Acabó el Rockin’ All Over The World de Fogerty. Me acordé de una mañana en Mejorada del Campo, una Coca-Cola en un bar de camioneros esperando a que abriese una ferretería. Sonaba todo a despedida. Volviendo al P7 no pensaba en Candy’s Room ni en Thunder Road. Bea me contaba sus escarceos con el teatro, sonriendo de esa manera tan suya. A veces no hay tanta diferencia entre comprar un cilindro de papel de burbujas y pasar tres horas con Bruce Springsteen. Y eso a mí me basta.


CASI MEJOR ASÍ

Willie NileNo había esta noche en la sala El Sol escenarios capaces de girar 360º, tampoco pantallas del tamaño de una pista de tenis. Yo con mi camiseta de Bruce Springsteen, delante una verde de Tom Petty, las había de The Gaslight Anthem. El que salía en el cartel era Willie Nile, un músico norteamericano de más de sesenta años del que hasta hace un par de días desconocía todo.

Nile reconoce que su país no es perfecto. Canta contra la Guerra Santa, se acuerda de los más débiles y no le cuesta dejar la guitarra eléctrica a un lado para hablar de amor. Quizá fuese sólo que esta vez el sonido no rebotaba contra los muros de una plaza de toros cubierta ni se perdía en la inmensidad de un estadio, me pareció que a Willie Nile le habían bastado dos horas para demostrar que él también sabe de qué va el rock and roll.
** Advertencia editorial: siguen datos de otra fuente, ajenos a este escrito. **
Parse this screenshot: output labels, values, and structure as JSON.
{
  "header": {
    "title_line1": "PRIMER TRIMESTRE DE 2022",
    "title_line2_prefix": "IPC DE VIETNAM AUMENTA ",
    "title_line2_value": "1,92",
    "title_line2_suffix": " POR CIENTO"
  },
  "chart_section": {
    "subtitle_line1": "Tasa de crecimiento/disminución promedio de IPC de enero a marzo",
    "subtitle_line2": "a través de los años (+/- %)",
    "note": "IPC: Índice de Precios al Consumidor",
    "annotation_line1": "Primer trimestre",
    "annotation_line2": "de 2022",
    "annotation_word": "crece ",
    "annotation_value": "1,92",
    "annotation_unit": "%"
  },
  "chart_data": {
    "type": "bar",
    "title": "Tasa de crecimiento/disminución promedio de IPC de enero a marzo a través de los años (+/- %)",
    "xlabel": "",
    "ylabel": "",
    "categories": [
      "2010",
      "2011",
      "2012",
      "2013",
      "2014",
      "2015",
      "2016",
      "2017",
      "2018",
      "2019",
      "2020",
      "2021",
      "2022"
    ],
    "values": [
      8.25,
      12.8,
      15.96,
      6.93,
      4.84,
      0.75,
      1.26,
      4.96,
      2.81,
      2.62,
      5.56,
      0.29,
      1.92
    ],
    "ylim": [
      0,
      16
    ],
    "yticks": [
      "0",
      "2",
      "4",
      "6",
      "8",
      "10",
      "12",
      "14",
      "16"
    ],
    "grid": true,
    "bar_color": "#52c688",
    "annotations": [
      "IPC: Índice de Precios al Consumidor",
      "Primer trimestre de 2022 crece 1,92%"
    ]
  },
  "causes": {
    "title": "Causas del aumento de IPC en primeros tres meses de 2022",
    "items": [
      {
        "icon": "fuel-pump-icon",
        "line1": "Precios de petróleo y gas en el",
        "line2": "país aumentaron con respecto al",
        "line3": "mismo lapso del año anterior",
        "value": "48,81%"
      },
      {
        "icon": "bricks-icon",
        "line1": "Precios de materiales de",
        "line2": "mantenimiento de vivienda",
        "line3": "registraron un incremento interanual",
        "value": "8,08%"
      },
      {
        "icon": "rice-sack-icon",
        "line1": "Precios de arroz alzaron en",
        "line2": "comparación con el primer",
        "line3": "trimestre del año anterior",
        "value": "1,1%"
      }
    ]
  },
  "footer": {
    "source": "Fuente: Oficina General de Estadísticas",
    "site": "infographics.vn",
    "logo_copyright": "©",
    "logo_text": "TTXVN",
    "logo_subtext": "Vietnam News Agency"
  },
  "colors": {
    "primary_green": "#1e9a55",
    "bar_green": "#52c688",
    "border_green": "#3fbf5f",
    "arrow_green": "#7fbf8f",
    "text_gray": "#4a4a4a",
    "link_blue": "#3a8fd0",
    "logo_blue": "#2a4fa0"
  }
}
Llego a casa. No puedo evitar ponerme los auriculares y buscar en el YouTube Love Is A Train. Sé que, aunque las líneas sean las mismas y se escuche bastante bien, es imposible sentir lo mismo que hace un rato cerca de la Gran Vía. Casi mejor así.


LA MÚSICA Y EL RECUERDO

Al parecer, el tipo aquel era un chico que había vivido en algún país europeo mucho tiempo atrás (…). En su cabeza Mick podía recordar unas seis melodías diferentes (…). Algunas eran rápidas y tintineantes, y había otras que eran como el perfume de la primavera después de la lluvia. Pero todas de algún modo la entristecían y excitaban al mismo tiempo. Estas líneas las escribió en 1940, con veintitrés años, la autora norteamericana Carson McCullers; me vinieron ayer a la cabeza cuando me dio por pensar que de la misma manera que hace algún tiempo recurría a las grandes citas deportivas para ordenar recuerdos (aquello sucedió en el 98, el mundial era en Francia), ahora no me cuesta asociar una canción o un disco a veranos, a etapas pasadas más o menos felices e incluso a épocas de exámenes concretas (la aprobé en junio 2011, mientras la estudiaba sonaba Grey Riders). Siempre me ha llamado la atención la relación entre música y aritmética, cuando en la Escuela de Teleco te enseñan todo sobre la frecuencia, la amplitud, la longitud de onda y los armónicos me acuerdo de los pitagóricos. Curioseando por Internet encuentras formas muy diversas de entender esta combinación entre sonidos y silencios que -a pesar de los intentos de músicos, teóricos, filósofos, escritores- parece imposible de definir de manera absoluta. Canturreó para sí una de las melodías (…) sintió que las lágrimas afluían a sus ojos. Se le hizo un nudo en la garganta y ya no pudo seguir cantando. Rápidamente escribió el nombre de aquel individuo en el primer lugar de la lista: MOTSART. Y es que quizá la música sea distinta al resto de las artes, no me imagino a ninguna otra causando este efecto en Mick (la chica del texto de McCullers, un personaje solitario y marginal de una pequeña ciudad al sur de los Estados Unidos).